Treasuries and Energy

Discussion in 'Financial Futures' started by bone, Oct 7, 2009.

  1. jem

    jem

    In order to embark on a spread trading program... do I have to commit to 3 AM TO 1 PM (California) time frame and how much money would I need in my trading account to make a spread trading effort worth while.


    I was once a consistently profitable full time daytrader.

    I now swing trade.

    Screen time does come with an opportunity cost for me. But, I do love trading.
     
    #11     Nov 19, 2009
  2. bone

    bone

    Generally speaking, the capital requirements for spread trading are less than directional trading if your execution costs (commissions) can be properly managed. Naturally, your execution costs are doubled to trade a pair in equities or futures, but in the case of many futures clearing firms the intraday margin requirements are reduced depending on the composition of the spread legs.

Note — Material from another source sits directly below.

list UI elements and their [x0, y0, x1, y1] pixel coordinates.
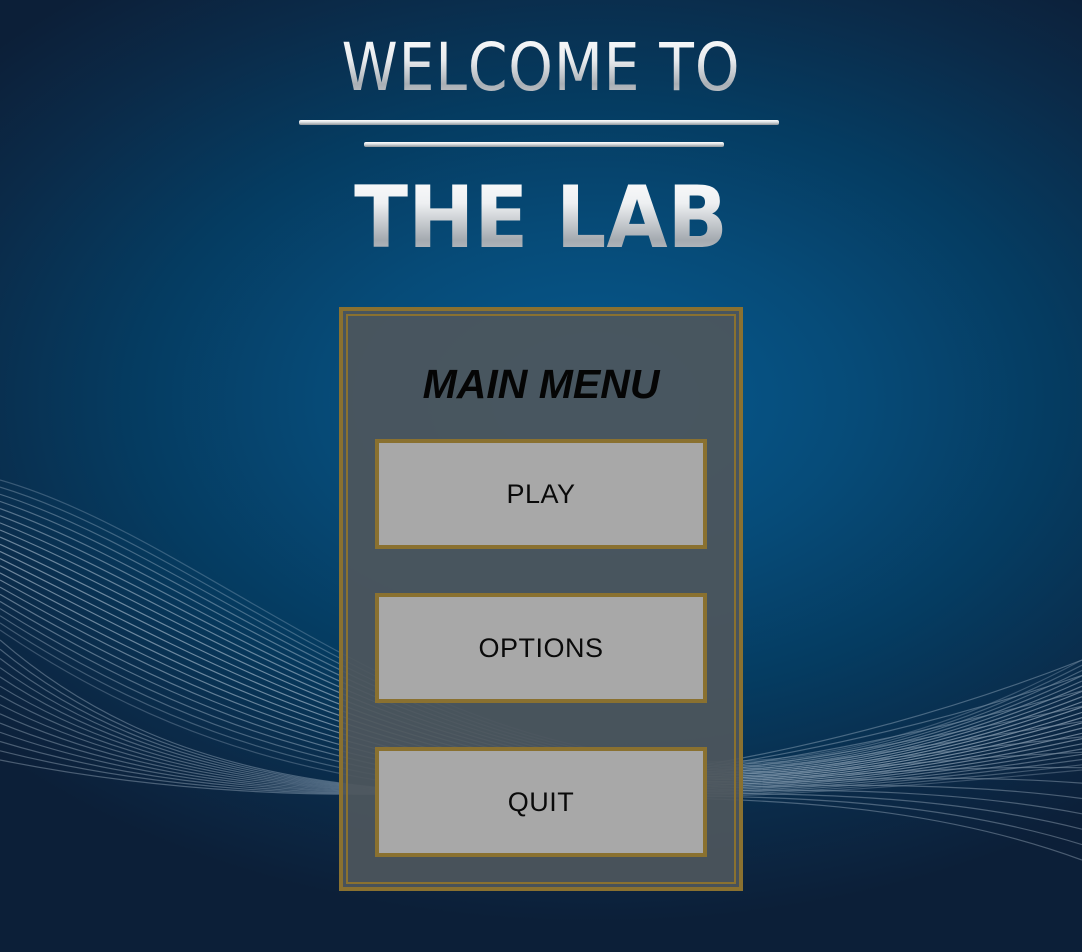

    For example, with IB's rates, you can make equity share spreads work quite well. With IB's futures rates, for example, I would steer my clients into spread combinations with a very good execution versus risk/reward skew - like natural gas spreads, crack spreads, certain equity index spreads, most currency spreads, and few longer duration treasury spread combinations.

    I take each client's needs into account, and generally design things around his or her unique requirements.

    http://www.spreadprofessor.com
     
    #12     Nov 19, 2009
  3. bone

    bone

    In terms of timezones, I have two clients in Australia, one client in London, and several clients in the U.S. scattered from coast to coast. Hasn't been an issue yet. We do individual and group webinars using live webinar video with Skype for the audio, and the times are usually in the weekday evenings or anytime the client would like on the weekends.

    I've got clients trading spread combinations on every listed exchange in the world - including Kospi, Osaka, SFX, and SFE. Clients are using TT, CQG, IB, and some brokerage-provided platforms for execution. Some of my clients are proprietary, some are institutional, some manage money, and some trade their own accounts.

    In terms of employment agreements, since I am essentially a paid technical consultant for the client and take no other fees or revenues other than the initial consulting fee, conflicts of interest haven't been an issue to date. Generally speaking I'm a giver and not a taker.